Introduction
This document plays a crucial role in helping developers implement Speech-to-Text (STT)/ Automated Speech Recognition (ASR) in their applications. The API is platform-agnostic, which means any device which has the ability to record the speech can use this API.
The API is organized around Websocket. All requests should be sent over secured WebSocket. All responses, including errors, are delivered in JSON format.
Speech-to-Text API
The Speech-to-Text accurately converts speech into text using an API powered by Floatbot’s AI technology. This solution will transcribe the speech of languages in real-time.
The solution is a fully managed and continually trained, which leverages machine learning to combine knowledge of grammar, language structure, and the composition of audio and voice signals to accurately transcribe the speech.
Prerequisites
The prerequisites to set-up and use the STT API are:
| WSS Port | Default |
| Speech Recognition Type | Continuous Recognition Type |
| No. of Channel | 1 |
Key features
The Speech-to-Text solution offers robust features that help you in delivering better user experience in products through voice commands:
- Accurate & Live Streaming Transcription - Obtain real-time speech recognitions resulting as the API processes the audio inputs treated from the application’s microphone. It can decide speech with high accuracy and confidence, even from the lower-quality audio input.
- Personalize Speech Model - Tailor speech recognition to transcribe domain specific terms and boost your transcription accuracy of specific words or phrases.
- Noise Resistance - The solution will decode moderate noisy audio data recorded in various environments without requiring additional noise cancellation.
- Content Filtering - Obscenity filter will detect inappropriate or unprofessional content in your audio data and filter out profane words in text output.
- Flexible Deployment – The API is platform agnostic and will support both the deployment model: Cloud-based deployment and on-premises deployment.
Getting the BOT ID and API key
All connections to Streaming STT API start as a WebSocket request.
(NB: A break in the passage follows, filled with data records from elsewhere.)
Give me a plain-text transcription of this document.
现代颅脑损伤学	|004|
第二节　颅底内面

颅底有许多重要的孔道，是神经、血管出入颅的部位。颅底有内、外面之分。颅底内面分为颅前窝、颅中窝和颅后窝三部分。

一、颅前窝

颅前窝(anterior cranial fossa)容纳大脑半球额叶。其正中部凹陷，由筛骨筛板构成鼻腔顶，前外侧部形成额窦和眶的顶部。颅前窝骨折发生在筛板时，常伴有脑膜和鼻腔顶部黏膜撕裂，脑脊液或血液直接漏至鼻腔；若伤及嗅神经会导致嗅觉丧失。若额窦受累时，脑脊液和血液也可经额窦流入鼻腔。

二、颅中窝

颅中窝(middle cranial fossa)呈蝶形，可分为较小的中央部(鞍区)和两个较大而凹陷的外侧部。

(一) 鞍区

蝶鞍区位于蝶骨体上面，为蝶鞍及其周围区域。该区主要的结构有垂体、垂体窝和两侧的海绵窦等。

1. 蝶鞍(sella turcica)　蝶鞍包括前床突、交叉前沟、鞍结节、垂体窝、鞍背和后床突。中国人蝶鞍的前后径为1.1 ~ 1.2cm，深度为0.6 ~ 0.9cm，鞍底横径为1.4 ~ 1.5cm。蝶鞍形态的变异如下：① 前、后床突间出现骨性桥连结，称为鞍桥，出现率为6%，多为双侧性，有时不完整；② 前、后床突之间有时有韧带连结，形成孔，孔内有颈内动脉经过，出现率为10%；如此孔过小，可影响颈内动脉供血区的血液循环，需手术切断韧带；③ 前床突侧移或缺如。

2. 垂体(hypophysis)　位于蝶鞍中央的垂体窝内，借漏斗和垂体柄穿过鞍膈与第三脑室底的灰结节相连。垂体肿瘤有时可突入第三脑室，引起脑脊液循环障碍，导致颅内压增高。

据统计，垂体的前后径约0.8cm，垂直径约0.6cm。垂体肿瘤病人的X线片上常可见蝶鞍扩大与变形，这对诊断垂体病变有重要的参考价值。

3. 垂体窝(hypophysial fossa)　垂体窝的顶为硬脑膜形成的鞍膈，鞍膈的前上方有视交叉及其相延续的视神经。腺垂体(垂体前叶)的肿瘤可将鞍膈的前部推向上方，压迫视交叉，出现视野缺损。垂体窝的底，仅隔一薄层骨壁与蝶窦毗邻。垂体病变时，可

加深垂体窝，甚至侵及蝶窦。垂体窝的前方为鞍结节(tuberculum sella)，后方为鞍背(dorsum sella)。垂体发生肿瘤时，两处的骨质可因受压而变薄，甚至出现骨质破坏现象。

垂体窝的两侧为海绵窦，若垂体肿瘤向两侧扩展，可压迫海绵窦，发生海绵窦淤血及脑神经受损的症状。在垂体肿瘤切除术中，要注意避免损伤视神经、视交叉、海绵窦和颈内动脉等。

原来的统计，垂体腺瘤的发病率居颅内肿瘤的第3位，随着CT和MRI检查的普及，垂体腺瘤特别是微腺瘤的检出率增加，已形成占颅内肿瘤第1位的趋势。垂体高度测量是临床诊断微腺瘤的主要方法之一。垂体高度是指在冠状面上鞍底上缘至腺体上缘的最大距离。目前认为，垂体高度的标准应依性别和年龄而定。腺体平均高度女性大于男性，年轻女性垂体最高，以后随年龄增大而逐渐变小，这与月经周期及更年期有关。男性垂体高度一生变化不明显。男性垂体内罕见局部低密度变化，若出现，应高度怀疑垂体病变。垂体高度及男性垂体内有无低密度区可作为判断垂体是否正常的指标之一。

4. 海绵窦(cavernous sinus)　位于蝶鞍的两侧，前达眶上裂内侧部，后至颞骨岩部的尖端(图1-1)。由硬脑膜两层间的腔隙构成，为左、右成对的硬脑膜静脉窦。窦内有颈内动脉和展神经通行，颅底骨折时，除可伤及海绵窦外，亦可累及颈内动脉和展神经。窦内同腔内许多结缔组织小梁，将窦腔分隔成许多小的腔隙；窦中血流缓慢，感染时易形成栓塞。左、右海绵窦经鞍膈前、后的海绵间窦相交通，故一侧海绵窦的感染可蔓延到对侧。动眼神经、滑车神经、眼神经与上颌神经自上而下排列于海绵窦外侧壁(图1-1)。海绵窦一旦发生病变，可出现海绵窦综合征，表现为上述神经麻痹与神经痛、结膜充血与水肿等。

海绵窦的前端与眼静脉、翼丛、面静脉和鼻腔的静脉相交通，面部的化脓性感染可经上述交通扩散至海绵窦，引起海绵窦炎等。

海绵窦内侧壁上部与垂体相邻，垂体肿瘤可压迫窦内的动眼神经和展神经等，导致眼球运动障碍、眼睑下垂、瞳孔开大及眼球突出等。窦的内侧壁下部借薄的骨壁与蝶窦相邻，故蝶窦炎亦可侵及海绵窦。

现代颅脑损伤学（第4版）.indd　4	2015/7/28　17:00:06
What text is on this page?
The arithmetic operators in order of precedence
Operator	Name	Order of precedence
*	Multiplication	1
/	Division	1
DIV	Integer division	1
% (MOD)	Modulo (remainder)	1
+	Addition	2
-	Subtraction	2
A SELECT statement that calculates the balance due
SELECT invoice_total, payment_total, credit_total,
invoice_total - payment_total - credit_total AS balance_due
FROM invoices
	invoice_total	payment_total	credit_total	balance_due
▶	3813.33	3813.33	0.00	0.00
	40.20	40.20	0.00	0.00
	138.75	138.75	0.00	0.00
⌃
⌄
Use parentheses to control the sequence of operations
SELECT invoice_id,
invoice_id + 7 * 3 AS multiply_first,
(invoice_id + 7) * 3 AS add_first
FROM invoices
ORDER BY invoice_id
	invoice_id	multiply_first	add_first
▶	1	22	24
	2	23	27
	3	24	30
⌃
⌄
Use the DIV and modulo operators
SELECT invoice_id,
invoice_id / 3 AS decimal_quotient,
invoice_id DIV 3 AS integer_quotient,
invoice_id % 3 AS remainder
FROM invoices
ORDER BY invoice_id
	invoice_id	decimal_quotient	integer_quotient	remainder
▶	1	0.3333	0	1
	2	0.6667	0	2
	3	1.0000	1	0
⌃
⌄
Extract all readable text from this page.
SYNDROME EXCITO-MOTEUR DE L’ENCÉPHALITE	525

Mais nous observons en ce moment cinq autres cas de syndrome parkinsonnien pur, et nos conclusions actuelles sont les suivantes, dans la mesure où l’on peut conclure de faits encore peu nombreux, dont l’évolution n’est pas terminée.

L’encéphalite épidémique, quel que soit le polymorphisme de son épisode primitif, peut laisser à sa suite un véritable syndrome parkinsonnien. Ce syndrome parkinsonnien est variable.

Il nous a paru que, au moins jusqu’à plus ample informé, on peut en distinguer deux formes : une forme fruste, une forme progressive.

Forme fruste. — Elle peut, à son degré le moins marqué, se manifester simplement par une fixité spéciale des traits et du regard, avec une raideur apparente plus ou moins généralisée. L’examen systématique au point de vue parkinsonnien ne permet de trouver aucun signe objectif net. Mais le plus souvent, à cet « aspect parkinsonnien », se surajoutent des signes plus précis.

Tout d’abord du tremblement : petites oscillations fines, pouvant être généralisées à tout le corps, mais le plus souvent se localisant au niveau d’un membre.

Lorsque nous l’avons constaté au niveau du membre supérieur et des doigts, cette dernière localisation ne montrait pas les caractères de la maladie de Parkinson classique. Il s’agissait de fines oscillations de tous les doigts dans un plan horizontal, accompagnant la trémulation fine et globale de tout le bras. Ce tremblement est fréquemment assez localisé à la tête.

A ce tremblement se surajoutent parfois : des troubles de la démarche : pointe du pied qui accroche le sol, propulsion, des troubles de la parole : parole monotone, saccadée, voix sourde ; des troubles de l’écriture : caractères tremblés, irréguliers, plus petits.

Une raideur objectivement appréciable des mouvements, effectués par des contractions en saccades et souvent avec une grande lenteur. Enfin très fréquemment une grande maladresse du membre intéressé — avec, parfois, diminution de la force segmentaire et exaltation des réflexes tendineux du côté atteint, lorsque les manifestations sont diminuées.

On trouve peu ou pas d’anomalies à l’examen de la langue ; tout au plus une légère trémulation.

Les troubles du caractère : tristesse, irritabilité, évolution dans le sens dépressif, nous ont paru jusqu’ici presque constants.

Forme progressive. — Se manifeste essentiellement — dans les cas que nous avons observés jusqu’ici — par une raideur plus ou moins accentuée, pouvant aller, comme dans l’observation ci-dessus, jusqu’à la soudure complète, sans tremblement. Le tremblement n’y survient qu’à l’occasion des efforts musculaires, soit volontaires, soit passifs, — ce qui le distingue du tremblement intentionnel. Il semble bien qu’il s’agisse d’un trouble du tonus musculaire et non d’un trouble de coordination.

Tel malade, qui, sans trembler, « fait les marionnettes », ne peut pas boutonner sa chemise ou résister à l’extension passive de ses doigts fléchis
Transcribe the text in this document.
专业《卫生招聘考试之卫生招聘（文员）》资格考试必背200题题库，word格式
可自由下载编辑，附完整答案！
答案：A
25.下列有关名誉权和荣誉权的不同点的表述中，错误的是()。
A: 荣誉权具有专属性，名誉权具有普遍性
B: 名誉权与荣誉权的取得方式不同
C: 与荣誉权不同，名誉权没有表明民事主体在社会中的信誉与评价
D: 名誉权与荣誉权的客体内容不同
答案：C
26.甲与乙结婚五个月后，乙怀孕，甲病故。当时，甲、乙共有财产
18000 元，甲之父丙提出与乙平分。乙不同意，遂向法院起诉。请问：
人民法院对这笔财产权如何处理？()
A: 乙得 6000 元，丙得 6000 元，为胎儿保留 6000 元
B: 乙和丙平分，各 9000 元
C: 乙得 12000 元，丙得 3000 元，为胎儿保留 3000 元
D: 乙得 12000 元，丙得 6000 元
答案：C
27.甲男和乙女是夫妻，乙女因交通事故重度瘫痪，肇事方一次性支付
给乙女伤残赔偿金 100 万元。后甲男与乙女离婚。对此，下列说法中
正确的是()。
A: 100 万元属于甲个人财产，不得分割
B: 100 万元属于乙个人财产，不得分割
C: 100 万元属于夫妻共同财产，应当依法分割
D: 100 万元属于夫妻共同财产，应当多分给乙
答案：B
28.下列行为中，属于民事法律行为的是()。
On successful authorization, the client can start sending binary WebSocket messages containing audio data in wav formats, if “auto_start_speech” passed in connection string is set to 1.
If “auto_start_speech” is not defined or set to zero in connection string, User needs to send “startSpeechData” in JSON Object, in response API will return status as ready.
As speech is detected, it returns the text format of the recognized speech content.
The “bot_id” in the query parameter will identify the API request. The API will recognize the default settings like transcription language, model by the “bot_id”, and “API_Key” for each customer account.
Open the below link and enter the details

After signing up, verify your email Id with us to avoid any kind of repercussion in the future.

Note: On receiving your request, the “bot_id” & “API_Key” will be forwarded to your email ID to test the API.
Authentication
The Streaming STT API will use the Bot Id and API key to authenticate requests. If API key is invalid or the query parameter is not present, the WebSocket connection will be closed.
Key notes on API details and architecture
The process to transcribe the continuous audio input:
- Open the connection with the STT service by defining “bot_id”, “api_key”, “language”, “model”
- In the API response, if the cause = Ready, then the connection is successfully established.
- Write the speech data into the upstream and continuously receive the transcribed data. (Note: In the response, if the final = false, then the audio is partially transcribed, and the service is still processing the input data.)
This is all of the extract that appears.